• [^] # Re: Réponses en vrac

    Posté par . En réponse au journal Fedora abandonne Xen. Évalué à 1.

    > Oui, bien sûr, porter le patch Xen c'est lourdingue.

    Mais pour d'autres projets, on ne porte pas. C'est toujours synchro avec la version upstream (les exemples ne manquent pas même si ça n'a pas été accèpté upstream).
    Xen est un gros problème dans le cas d'un développement communautaire. Prends Fedora, les développeurs bouffent énormément de temps avec ça.
    Qu'il y ait une banche stable/produit, ont comprend tous. Red Hat et le fait par exemple (RHEL 5 c'est linux 2.6.18 et seulement le 2.6.18).
    La situation est si "misérable" avec Xen, que VirtualBox est rapidement devenu populaire dans les distributions communautaires (proche upstream). C'est un signe fort.

    > dans le cas d'une solution Linuxo/Linux

    Marrant la récurence de ce vrai faux argument.
    Xen est un solution Xeno/Xen.
    Pour la partie serveur (dom0), c'est 100 % Linux ou 100 % Windows etc. Ce n'est pas 50 % Linux, 25 % BSD et 25 % Windows.
    Pour la partie client, Linux/paravirt_ops supporte Xen et aussi la virtualisation hardware. Donc pour le client (domU), c'est tout ce que tu veux. C'est ça le plus important.

    Et pour info, Windows ne voulait pas (et ne veut peut-être toujours pas) que Xen en mode paravirtualisation soit utilisé avec Linux (s'il fait dom0).
    Enfin, comme le fait remarquer Drepper, Xen est quasiment dans la même logique que vmware. C'est-à-dire "dicter" ce que doit être la partie de plus bas niveau d'un OS. Idée insupportable pour beaucoup de développeur Linux.
    Alors les Linux centric me font un peu rire quand en face il y a du Xen centric.

    > dans le cas d'une solution Linuxo/Linux, KVM est tout à fait adapté en effet.

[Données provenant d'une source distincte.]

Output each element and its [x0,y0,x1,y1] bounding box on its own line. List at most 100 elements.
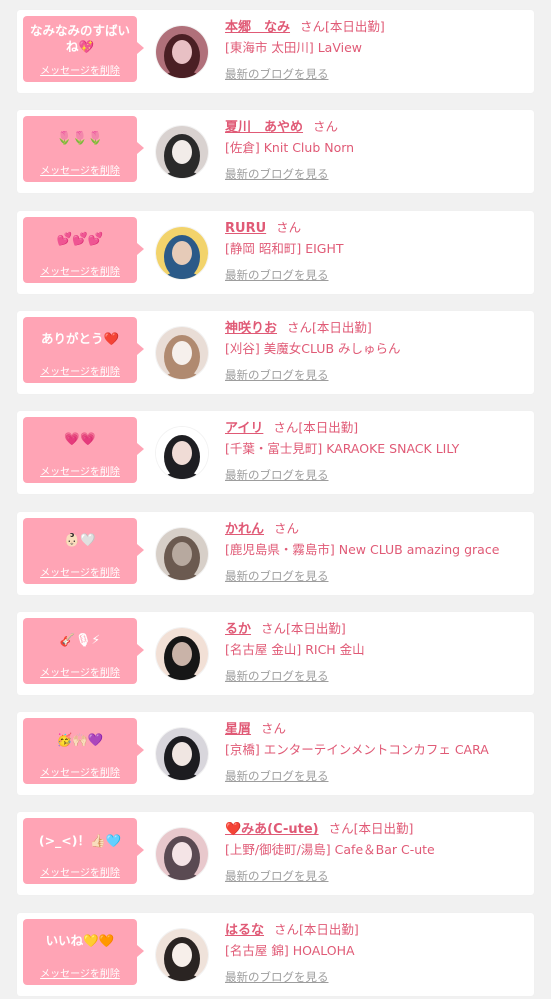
message-text: 🥳🙌🏻💜 [56,732,104,748]
avatar[interactable] [156,326,208,379]
latest-blog-link[interactable]: 最新のブログを見る [225,767,329,785]
shop-name: [刈谷] 美魔女CLUB みしゅらん [225,340,401,356]
cast-photo-6-icon [156,527,208,580]
latest-blog-link[interactable]: 最新のブログを見る [225,667,329,685]
cast-name-link[interactable]: 夏川 あやめ [225,120,303,135]
message-text: (>_<)！👍🏻🩵 [38,833,122,849]
message-bubble: なみなみのすばいね💖 メッセージを削除 [23,16,144,82]
cast-name-link[interactable]: 本郷 なみ [225,20,290,35]
message-text: なみなみのすばいね💖 [29,23,130,54]
cast-info: アイリ さん[本日出勤] [千葉・富士見町] KARAOKE SNACK LILY… [225,418,528,484]
avatar[interactable] [156,728,208,781]
cast-card: ありがとう❤️ メッセージを削除 神咲りお さん[本日出勤] [刈谷] 美魔女CL… [17,310,534,394]
cast-card: 👶🏻🤍 メッセージを削除 かれん さん [鹿児島県・霧島市] New CLUB a… [17,511,534,595]
cast-card: 🎸🎙⚡ メッセージを削除 るか さん[本日出勤] [名古屋 金山] RICH 金山… [17,611,534,695]
avatar[interactable] [156,828,208,881]
cast-name-link[interactable]: 神咲りお [225,321,277,336]
latest-blog-link[interactable]: 最新のブログを見る [225,867,329,885]
delete-message-link[interactable]: メッセージを削除 [23,764,137,779]
shop-name: [佐倉] Knit Club Norn [225,140,355,156]
shop-name: [上野/御徒町/湯島] Cafe＆Bar C-ute [225,842,435,858]
cast-name-link[interactable]: RURU [225,221,266,236]
cast-info: 夏川 あやめ さん [佐倉] Knit Club Norn 最新のブログを見る [225,117,528,183]
work-status: [本日出勤] [353,821,414,837]
honorific: さん [261,721,287,737]
cast-name-link[interactable]: アイリ [225,421,263,436]
delete-message-link[interactable]: メッセージを削除 [23,363,137,378]
delete-message-link[interactable]: メッセージを削除 [23,864,137,879]
cast-photo-5-icon [156,427,208,480]
cast-info: 星屑 さん [京橋] エンターテインメントコンカフェ CARA 最新のブログを見る [225,719,528,785]
latest-blog-link[interactable]: 最新のブログを見る [225,968,329,986]
message-text: 💕💕💕 [56,230,104,246]
cast-photo-4-icon [156,326,208,379]
delete-message-link[interactable]: メッセージを削除 [23,263,137,278]
message-text: 🎸🎙⚡ [59,631,101,647]
avatar[interactable] [156,26,208,78]
latest-blog-link[interactable]: 最新のブログを見る [225,165,329,183]
cast-card: (>_<)！👍🏻🩵 メッセージを削除 ❤️みあ(C-ute) さん[本日出勤] [… [17,812,534,896]
delete-message-link[interactable]: メッセージを削除 [23,965,137,980]
honorific: さん [313,119,339,135]
cast-photo-8-icon [156,728,208,781]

    Red Hat/Fedora est "linux centric", c'est son business. Mais où est la dépendance avec Linux ? C'est ça la bonne question. Fedora utilise libvirt qui marche avec Xen, KVM/qemu, OpenVZ etc... Ce n'est pas du KVM centric ni du Linux centric (d'ailleurs ça marche aussi sous Windows).
    La dépendance n'est qu'au très bas niveau et pour des raisons de performance, de développement communautaire, etc.
    Si Sun veut utiliser libvirt avec Solaris afin de "draguer" les clients Red Hat, il n'y a pas de problème. Et pour ça Sun n'est pas obligé de se limiter à Xen. Sun peut le faire qu'il utilise Xen ou OpenVZ ou n'importe quoi.
    On doit donc pouvoir migrer facilement et rapidement un serveur dom0 Linux vers n'importe grace à libvirt. libvirt qui n'est pas Linux centric ni KVM centric.

    > La différence avec Xen, c'est qu'on peut faire la même chose avec Solaris, NetBSD, ...

    Pense libvirt. Tu vas voir que la différence disparait.
    Aujourd'hui Fedora fait : Linux->Xen->libvirt->virt-manager
    Demain : Linux->KVM->libvirt->virt-manager
    Solaris fera peut-être : Solaris->OpenVZ->libvirt->virt-manager

    Les développeurs d'applis voient libvirt. Les utilisateurs voient virt-manager.
    Ils sont indépendants de l'OS et de la solution bas niveau de virtualisation. Tu peux dire que c'est c'est libvirt centric :-)



    Pour finir. Je ne pense pas que Xen c'est "le mal". Xen a été pionier, Xen c'est fabuleux.